The following may not be delegated:
If the company’s articles of association have adopted the two-tier system, the management of the company is the sole responsibility of the management board, which may, however, delegate its powers to one or more of its members according to the same rules now seen (Article 2409-novies of the Italian Civil Code).
Managing Director and General Manager (if this figure exists) are two very different roles: General Manager is the head of the other directors and/or managers, has managerial but operational tasks and is subordinate to the CEO. The DG is a manager, i.e. an employee of the company of which he is the general manager, unlike the CEO who, by definition, is a director and answers only to shareholders/shareholders.
The title of Managing Director (MD) is generally used in Great Britain by public limited companies (public limited companies whose shares are offered to the public) as well as by non-profit organizations and public agencies. The Ferguson v Wilson case of 1866 was the first of a consolidated jurisprudential orientation, which stated that every company as holder of legal personality, is obliged to have a legal representative (director), actively and passively entitled to take legal action in its name and on behalf of it. Only to these, shareholders can ask to be represented in court. Section 154 of the Companies Act 2006 requires any private company to have at least one representative and any public company to have at least two.
The Hutton v West Cork Railway Co case of 1883 established the obligation to place limits on the spending power of directors vis-à-vis persons other than shareholders. The Companies Act 2006 affirmed the primacy of shareholders under the principle of Enlightened Shareholder Value, whereby directors are the first point of reference for unitholders and are required to act in their primary interest. At the same time, the rule introduced the provision of a right and duty of the management team to take into account in its management also the bearers of rights and legitimate interests other than the owners of the property, such as employees during bankruptcy proceedings.

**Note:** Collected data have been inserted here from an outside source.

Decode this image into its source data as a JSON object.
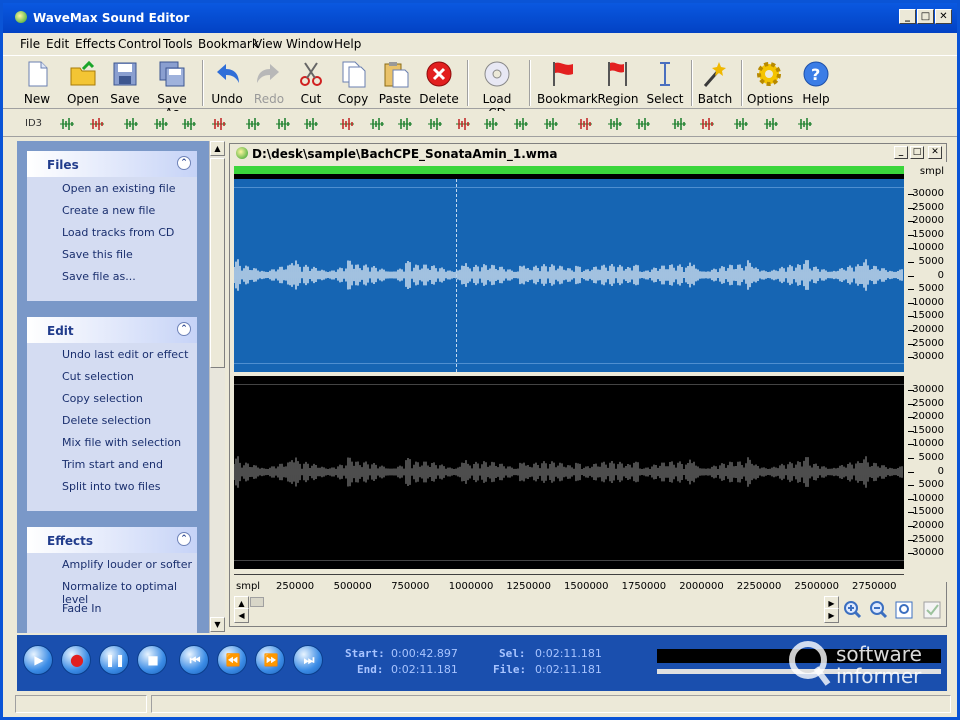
{
  "window": {
    "title": "WaveMax Sound Editor"
  },
  "menu": [
    "File",
    "Edit",
    "Effects",
    "Control",
    "Tools",
    "Bookmark",
    "View",
    "Window",
    "Help"
  ],
  "toolbar": {
    "new": "New",
    "open": "Open",
    "save": "Save",
    "save_as": "Save As",
    "undo": "Undo",
    "redo": "Redo",
    "cut": "Cut",
    "copy": "Copy",
    "paste": "Paste",
    "delete": "Delete",
    "load_cd": "Load CD",
    "bookmark": "Bookmark",
    "region": "Region",
    "select": "Select",
    "batch": "Batch",
    "options": "Options",
    "help": "Help"
  },
  "toolbar2": {
    "id3": "ID3"
  },
  "sidebar": {
    "files": {
      "title": "Files",
      "items": [
        "Open an existing file",
        "Create a new file",
        "Load tracks from CD",
        "Save this file",
        "Save file as..."
      ]
    },
    "edit": {
      "title": "Edit",
      "items": [
        "Undo last edit or effect",
        "Cut selection",
        "Copy selection",
        "Delete selection",
        "Mix file with selection",
        "Trim start and end",
        "Split into two files"
      ]
    },
    "effects": {
      "title": "Effects",
      "items": [
        "Amplify louder or softer",
        "Normalize to optimal level",
        "Fade In"
      ]
    }
  },
  "document": {
    "title": "D:\\desk\\sample\\BachCPE_SonataAmin_1.wma"
  },
  "ruler": {
    "unit": "smpl",
    "track1": [
      "30000",
      "25000",
      "20000",
      "15000",
      "10000",
      "5000",
      "0",
      "5000",
      "10000",
      "15000",
      "20000",
      "25000",
      "30000"
    ],
    "track2": [
      "30000",
      "25000",
      "20000",
      "15000",
      "10000",
      "5000",
      "0",
      "5000",
      "10000",
      "15000",
      "20000",
      "25000",
      "30000"
    ]
  },
  "hruler": {
    "unit": "smpl",
    "labels": [
      "250000",
      "500000",
      "750000",
      "1000000",
      "1250000",
      "1500000",
      "1750000",
      "2000000",
      "2250000",
      "2500000",
      "2750000"
    ]
  },
  "transport": {
    "start_label": "Start:",
    "start_value": "0:00:42.897",
    "end_label": "End:",
    "end_value": "0:02:11.181",
    "sel_label": "Sel:",
    "sel_value": "0:02:11.181",
    "file_label": "File:",
    "file_value": "0:02:11.181"
  },
  "watermark": {
    "line1": "software",
    "line2": "informer"
  },
  "colors": {
    "track_active": "#1665b3",
    "track_inactive": "#000000",
    "wave_active": "#ffffff",
    "wave_inactive": "#808080",
    "selection_bar": "#3bd63b"
  }
}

Section 172 of the Companies Act 2006 states that:
«A director of a company must act in the way he considers, in good faith, would be most likely to promote the success of the company for the benefit of its members as a whole».
– 2006 Companies Act, UK, section 171
The text goes on to state that directors must weigh the impact of any decision in the long term, the interest of workers, the impact of operations on the environment and local communities, the need to establish lasting relationships with customers and suppliers, the opportunity for business to preserve a public reputation in accordance with high ethical standards and the need for proper conduct at the ‘within the members of the company.
CEO in the United States of America
In the USA he is called chief executive officer (CEO), a term that has now spread internationally in economic and journalistic language, while in other Anglo-Saxon countries, the title of managing director (MD) is usually used.
As an indication, in 2000 the average per capita compensation was 11.3 million dollars, of which 60% derived from stock options, 18% from annual bonuses, 11% from preferred shares, 9% from salary.